Chronique de José Fontaine

Le 20 décembre 1960, la plus formidable grève générale de toute l’histoire de Belgique – et surtout de Wallonie- se lança à partir de Liège, Charleroi, la Louvière, le Borinage tout le sillon industriel wallon. En Flandre aussi certes, mais bien moins fortement. C’était dix ans après la grève générale de juillet 1950 qui dura une semaine. Celle-ci allait durer cinq semaines complètes (fait sans précédent pour une grève générale), qui ont marqué la Wallonie au fer rouge de la fraternité et de la liberté.
La grève surgie du peuple
Le débrayage des grandes usines du sillon industriel wallon n’obéissait ni à un mot d’ordre politique ni même à un mot d'ordre syndical. L’histoire de la Wallonie est marquée par huit grandes grèves générales : la jacquerie wallonne de 1886, la grève générale bien encadrée de 1893 qui arracha le suffrage universel à un Parlement affolé, celles de 1902 et 1913 qui voulaient perfectionner le suffrage de 1893, la longue grève de 1932, particulièrement dans mon Borinage natal, celle de 1936 (la seule qui réunit vraiment Flandre et Wallonie, syndicats de toutes obédiences et qui obtint notamment les congés payés). Puis 1950 contre Léopold III.
La grève de 60 démarra certes contre un programme d’austérité du gouvernement Eyskens que refusaient les travailleurs. Mais la grève dépassa d’emblée son objectif immédiat pour se transformer en grève insurrectionnelle. Le gouvernement – le gouvernement « flamand » comme le disait Renard, le leader de la grève, au Times de Londres, le 10 janvier – mobilisa contre elle 18.000 gendarmes, 18.000 soldats. Le Cardinal primat de Belgique, l’évêque flamand Van Roey, la condamna sur le plan moral, ce qui ne fut pas d’un piètre secours pour justifier (puisque la grève était « immorale »), une répression militaire impitoyable (la gendarmerie – aujourd’hui la police fédérale – faisait partie de l’armée). Il y eut des morts, surtout à Liège, des dizaines de blessés, plus de 300 manifestations. A partir du 15 janvier, l’armée arrêta 2000 meneurs, en maintenant la moitié en prison pour un mois ou plus. Les grévistes bloquaient les routes avec des autos, des grues renversées, des troncs d’arbres, des clous à trois têtes, multipliant des centaines de sabotages, dont plusieurs à l’explosif. C'était le rejet instinctif du capitalisme, ce capitalisme qui, en Wallonie, particulièrement, fut (selon le Professeur Conway), le plus dur d’Europe occidentale. Une sorte de «Temps des cerises» à la Noël. Le capitalisme retirait d'ailleurs ses billes des charbonnages de Wallonie après les avoir rongés jusqu’au sang.
André Renard
Le meneur de la grève , André Renard, d’abord débordé par ses troupes, ensuite inquiet devant la prolongation du conflit, s’évertua, dès la fin décembre 1960, à lui trouver une issue, car, derrière ses gendarmes, le gouvernement « flamand » tenait bon. Autonomiste wallon depuis 1950, partisan de réformes de structures radicales (comme le contrôle ouvrier, la planification, la nationalisation du crédit...), vivant au sein de son propre syndicat, la FGTB, la rupture entre les dirigeants flamands de celui-ci et les dirigeants wallons, il tenta d’ouvrir un second front politique en poussant les parlementaires socialistes à la même rupture avec la direction nationale du PSB. (1)

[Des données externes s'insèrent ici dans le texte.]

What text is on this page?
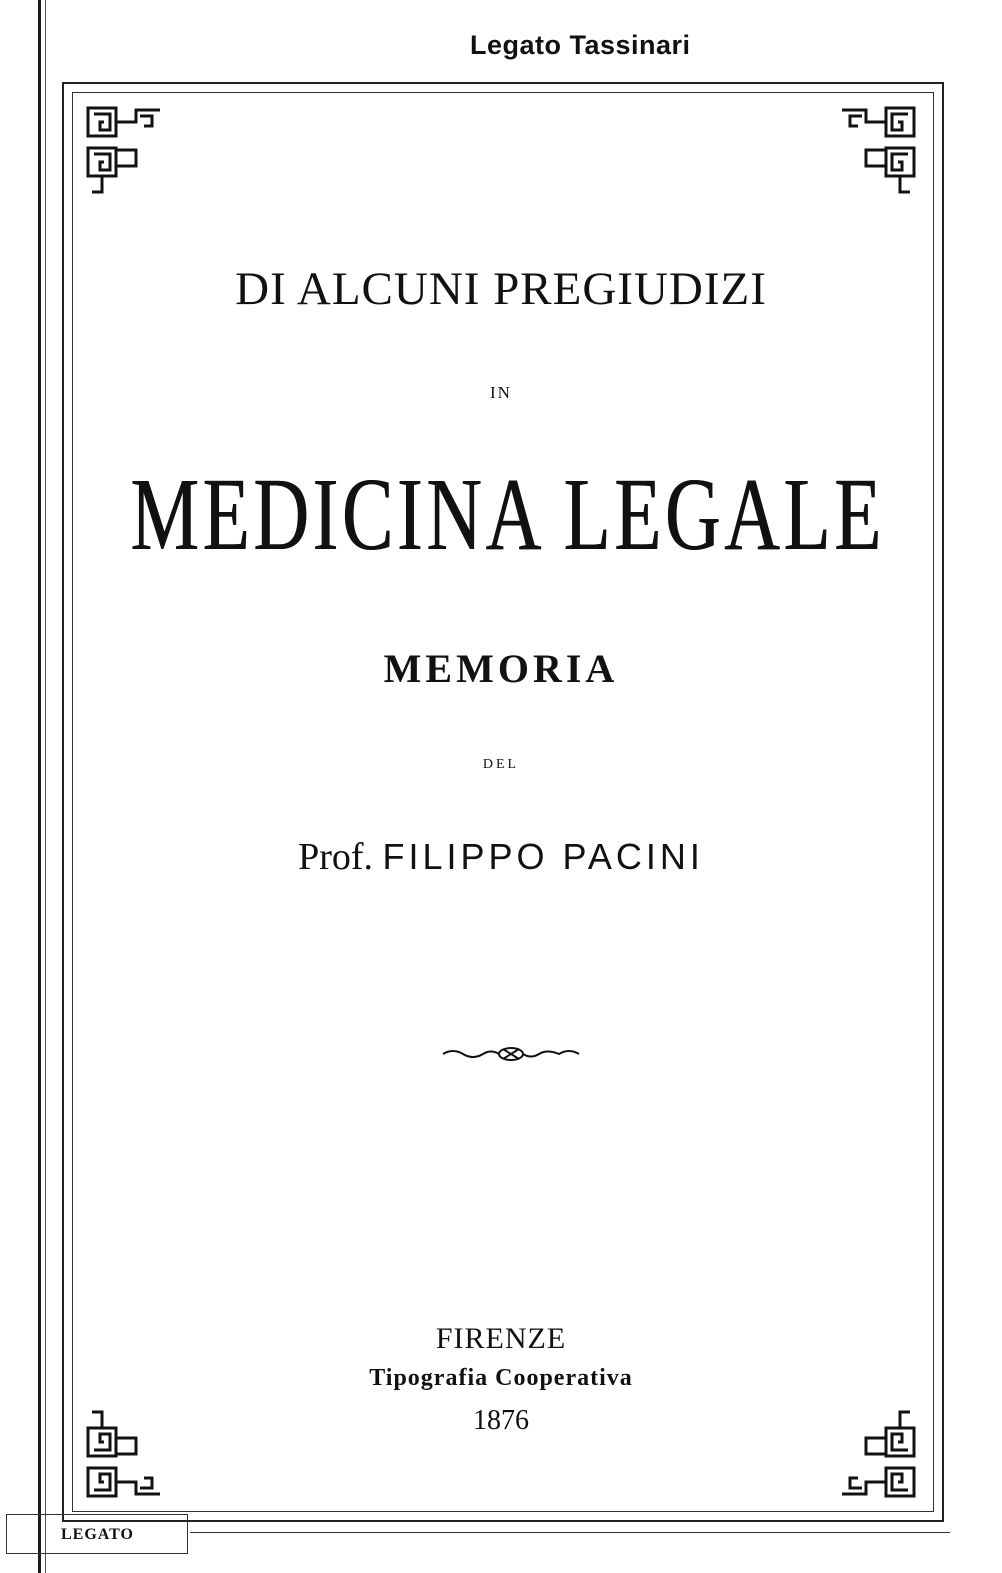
Legato Tassinari
DI ALCUNI PREGIUDIZI
IN
MEDICINA LEGALE
MEMORIA
DEL
Prof. FILIPPO PACINI
FIRENZE
Tipografia Cooperativa
1876
LEGATO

Ces socialistes wallons, réunis à Saint-Servais, parlèrent bien de droit des peuples à disposer d’eux-mêmes et d’autonomie nécessaire en raison de la dégradation de l’économie wallonne dans le cadre belge unitaire. Mais n’osèrent pas aller plus loin. Certes, ce même parti socialiste wallon a bataillé ferme dans les décennies suivantes pour obtenir une autonomie étendue de la Wallonie sur le plan économique (dont les Flamands ne voulaient pas, évidemment). Et, par là, la grève de l’Hiver 60 engendra cette réforme vitale. Sans elle, la Flandre aurait continué à piller à son seul profit les ressources de l’Etat, pour se venger de la même bourgeoisie francophone en train de laisser tomber la Wallonie comme un citron pressé. La droite wallonne n’aime pas qu’on le rappelle (la gauche officielle non plus...), mais sans les événements de 60, la Wallonie aurait été transformée en un désert économique. Comme dans les pays sans liberté – donc sans syndicats – où la liberté n’est plus que celle du prédateur libre dans un poulailler libre. Les hommes et les femmes de 1960 qui, au sortir de mon enfance, marchèrent en plein hiver vers l’Utopie impossible mais nécessaire de la sortie du capitalisme ont sauvé la Wallonie. Malgré les socialistes, quasiment tous absents de la commémoration d’un soulèvement wallon qu’ils contribuèrent à faire échouer, en invoquant par exemple la nécessaire « unité des travailleurs ». Un belgicanisme qui perdure. Dans le moins socialiste et le moins wallon des partis socialistes depuis un siècle.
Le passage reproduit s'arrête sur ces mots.